Ein Interview mit der Arabistikprofessorin Beatrice Gründler, die den Leibniz-Preis 2017 erhält

26.01.2017

Die Arabistin Beatrice Gründler von der Freien Universität Berlin erhält den Leibniz-Preis 2017.

Die Arabistin Beatrice Gründler von der Freien Universität Berlin erhält den Leibniz-Preis 2017.
Bildquelle: Bernd Wannenmacher

Der Kalīla wa Dimna, Gegenstand eines Forschungsprojektes von Beatrice Gründler: arabisches Manuskript um 1210.

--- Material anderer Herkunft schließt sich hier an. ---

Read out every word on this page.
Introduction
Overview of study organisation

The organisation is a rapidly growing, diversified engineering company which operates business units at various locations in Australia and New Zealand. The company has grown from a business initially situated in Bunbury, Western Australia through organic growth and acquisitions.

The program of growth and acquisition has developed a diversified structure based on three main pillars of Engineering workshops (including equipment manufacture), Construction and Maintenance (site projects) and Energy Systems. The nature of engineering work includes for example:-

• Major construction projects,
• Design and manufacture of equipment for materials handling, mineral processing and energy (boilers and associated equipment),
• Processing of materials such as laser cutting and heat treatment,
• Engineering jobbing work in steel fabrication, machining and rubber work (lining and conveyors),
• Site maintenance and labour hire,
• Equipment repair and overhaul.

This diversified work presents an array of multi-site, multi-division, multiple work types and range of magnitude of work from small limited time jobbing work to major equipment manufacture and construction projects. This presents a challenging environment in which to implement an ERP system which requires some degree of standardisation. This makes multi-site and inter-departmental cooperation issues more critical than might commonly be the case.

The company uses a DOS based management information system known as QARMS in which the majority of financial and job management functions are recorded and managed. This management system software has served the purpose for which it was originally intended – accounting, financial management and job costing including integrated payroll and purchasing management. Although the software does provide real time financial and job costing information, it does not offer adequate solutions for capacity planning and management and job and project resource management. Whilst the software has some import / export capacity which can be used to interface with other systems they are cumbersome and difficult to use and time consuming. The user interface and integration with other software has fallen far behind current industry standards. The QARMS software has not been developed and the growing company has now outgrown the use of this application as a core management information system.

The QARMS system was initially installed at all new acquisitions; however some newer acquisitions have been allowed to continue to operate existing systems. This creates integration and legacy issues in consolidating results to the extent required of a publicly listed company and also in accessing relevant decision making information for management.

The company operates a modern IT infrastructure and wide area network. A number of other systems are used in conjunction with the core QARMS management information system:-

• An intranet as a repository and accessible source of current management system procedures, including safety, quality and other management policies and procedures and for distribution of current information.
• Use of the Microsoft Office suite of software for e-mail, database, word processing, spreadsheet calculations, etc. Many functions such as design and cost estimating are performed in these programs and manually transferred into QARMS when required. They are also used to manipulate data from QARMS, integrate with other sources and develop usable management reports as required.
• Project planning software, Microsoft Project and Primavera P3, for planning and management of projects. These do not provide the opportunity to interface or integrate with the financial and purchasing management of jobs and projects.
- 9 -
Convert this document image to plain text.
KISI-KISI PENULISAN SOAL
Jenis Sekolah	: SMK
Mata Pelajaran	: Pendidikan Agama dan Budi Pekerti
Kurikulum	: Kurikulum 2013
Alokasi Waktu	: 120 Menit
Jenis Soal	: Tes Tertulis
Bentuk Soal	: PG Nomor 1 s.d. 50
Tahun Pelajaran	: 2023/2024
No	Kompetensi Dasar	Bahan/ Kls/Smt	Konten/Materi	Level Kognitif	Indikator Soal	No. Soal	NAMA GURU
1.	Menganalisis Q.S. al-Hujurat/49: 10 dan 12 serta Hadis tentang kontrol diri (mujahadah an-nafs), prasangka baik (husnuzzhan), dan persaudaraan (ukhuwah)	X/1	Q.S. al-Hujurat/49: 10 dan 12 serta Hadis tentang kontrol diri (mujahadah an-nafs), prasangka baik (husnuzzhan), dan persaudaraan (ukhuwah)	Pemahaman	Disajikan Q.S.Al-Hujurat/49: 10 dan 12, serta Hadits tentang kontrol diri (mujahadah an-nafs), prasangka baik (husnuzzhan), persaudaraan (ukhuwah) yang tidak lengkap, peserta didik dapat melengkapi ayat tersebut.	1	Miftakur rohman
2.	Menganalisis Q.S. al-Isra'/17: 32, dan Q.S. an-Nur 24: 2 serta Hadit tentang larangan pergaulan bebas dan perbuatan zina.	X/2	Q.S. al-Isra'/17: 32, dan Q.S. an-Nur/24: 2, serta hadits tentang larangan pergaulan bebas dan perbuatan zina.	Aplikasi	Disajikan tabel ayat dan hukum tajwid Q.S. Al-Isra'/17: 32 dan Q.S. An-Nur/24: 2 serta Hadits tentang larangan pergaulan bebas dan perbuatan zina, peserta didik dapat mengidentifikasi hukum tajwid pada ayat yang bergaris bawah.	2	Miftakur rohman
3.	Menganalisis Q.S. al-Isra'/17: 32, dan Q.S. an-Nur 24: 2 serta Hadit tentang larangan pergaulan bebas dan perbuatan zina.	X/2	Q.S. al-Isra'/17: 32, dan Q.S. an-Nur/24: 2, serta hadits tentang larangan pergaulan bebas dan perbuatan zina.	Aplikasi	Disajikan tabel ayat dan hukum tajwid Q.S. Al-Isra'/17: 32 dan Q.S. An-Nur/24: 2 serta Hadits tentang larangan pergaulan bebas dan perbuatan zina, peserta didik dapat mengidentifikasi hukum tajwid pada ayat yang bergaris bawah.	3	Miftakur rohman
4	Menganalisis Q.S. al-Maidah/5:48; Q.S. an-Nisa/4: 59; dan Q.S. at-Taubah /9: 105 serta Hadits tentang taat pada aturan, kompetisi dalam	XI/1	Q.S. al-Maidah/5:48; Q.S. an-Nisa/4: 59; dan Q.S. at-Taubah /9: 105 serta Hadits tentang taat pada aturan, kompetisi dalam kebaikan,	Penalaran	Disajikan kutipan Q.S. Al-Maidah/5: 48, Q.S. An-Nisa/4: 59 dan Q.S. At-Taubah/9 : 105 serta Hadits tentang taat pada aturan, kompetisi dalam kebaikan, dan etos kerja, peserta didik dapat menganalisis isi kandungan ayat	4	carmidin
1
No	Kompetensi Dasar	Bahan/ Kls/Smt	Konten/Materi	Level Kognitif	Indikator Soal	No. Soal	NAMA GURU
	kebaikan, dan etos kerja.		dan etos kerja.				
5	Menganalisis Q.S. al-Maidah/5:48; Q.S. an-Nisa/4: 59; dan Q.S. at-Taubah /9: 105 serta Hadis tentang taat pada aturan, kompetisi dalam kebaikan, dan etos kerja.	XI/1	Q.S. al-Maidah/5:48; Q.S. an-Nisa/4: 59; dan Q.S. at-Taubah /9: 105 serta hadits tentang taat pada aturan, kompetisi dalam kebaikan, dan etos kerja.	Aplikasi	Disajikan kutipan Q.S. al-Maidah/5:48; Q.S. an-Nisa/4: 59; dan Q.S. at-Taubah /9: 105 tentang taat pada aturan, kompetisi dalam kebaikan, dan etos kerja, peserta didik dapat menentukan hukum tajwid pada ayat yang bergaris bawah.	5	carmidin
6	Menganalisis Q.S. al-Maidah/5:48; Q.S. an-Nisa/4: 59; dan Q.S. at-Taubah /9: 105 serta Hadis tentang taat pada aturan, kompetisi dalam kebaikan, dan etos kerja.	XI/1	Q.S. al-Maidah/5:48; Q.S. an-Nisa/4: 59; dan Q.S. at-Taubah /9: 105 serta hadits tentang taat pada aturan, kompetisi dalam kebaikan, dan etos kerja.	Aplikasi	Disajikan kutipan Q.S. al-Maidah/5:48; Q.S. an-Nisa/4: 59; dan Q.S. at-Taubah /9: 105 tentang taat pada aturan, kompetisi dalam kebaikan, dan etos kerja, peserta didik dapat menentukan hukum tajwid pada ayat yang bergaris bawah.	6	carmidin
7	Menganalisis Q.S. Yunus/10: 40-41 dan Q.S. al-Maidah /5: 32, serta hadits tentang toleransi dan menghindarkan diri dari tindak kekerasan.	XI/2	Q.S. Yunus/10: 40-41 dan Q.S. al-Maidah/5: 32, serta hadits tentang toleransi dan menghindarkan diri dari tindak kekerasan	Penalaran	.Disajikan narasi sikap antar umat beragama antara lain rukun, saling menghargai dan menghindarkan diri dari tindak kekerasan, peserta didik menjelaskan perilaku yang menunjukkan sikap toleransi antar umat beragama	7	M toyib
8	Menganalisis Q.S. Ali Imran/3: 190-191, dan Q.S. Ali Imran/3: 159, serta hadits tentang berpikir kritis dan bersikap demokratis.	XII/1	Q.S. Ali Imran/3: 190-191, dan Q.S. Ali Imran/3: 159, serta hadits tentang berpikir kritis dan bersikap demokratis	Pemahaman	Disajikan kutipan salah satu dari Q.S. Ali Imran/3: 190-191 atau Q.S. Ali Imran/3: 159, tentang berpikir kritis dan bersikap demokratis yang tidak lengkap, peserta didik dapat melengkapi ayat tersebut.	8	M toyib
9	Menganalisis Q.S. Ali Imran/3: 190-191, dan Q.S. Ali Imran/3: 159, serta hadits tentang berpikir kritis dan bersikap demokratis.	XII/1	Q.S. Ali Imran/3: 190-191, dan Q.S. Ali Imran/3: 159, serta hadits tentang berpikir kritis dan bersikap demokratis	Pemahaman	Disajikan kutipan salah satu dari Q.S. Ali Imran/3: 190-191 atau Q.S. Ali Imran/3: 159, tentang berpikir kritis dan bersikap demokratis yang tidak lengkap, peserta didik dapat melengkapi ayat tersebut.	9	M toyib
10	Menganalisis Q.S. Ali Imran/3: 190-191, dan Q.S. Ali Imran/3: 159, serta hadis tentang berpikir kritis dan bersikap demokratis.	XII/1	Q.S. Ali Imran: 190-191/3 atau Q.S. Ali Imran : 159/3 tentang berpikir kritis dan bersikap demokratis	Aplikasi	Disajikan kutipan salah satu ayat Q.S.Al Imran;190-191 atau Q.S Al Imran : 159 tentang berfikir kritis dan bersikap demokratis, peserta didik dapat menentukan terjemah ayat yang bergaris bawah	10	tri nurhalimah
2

Der Kalīla wa Dimna, Gegenstand eines Forschungsprojektes von Beatrice Gründler: arabisches Manuskript um 1210.
Bildquelle: Arabischer Maler um 1210 - The Yorck Project: 10.000 Meisterwerke der Malerei. DVD-ROM, 2002. ISBN 3936122202. Distributed by DIRECTMEDIA Publishing GmbH., Public Domain, Link.

Er ist der wichtigste deutsche Forschungsförderpreis: der Leibniz-Preis. Eine der zehn Ausgezeichneten für das Jahr 2017 ist die Arabistin Beatrice Gründler. Sie lehrt und forscht seit 2014 als Professorin am Seminar für Semitistik und Arabistik der Freien Universität Berlin.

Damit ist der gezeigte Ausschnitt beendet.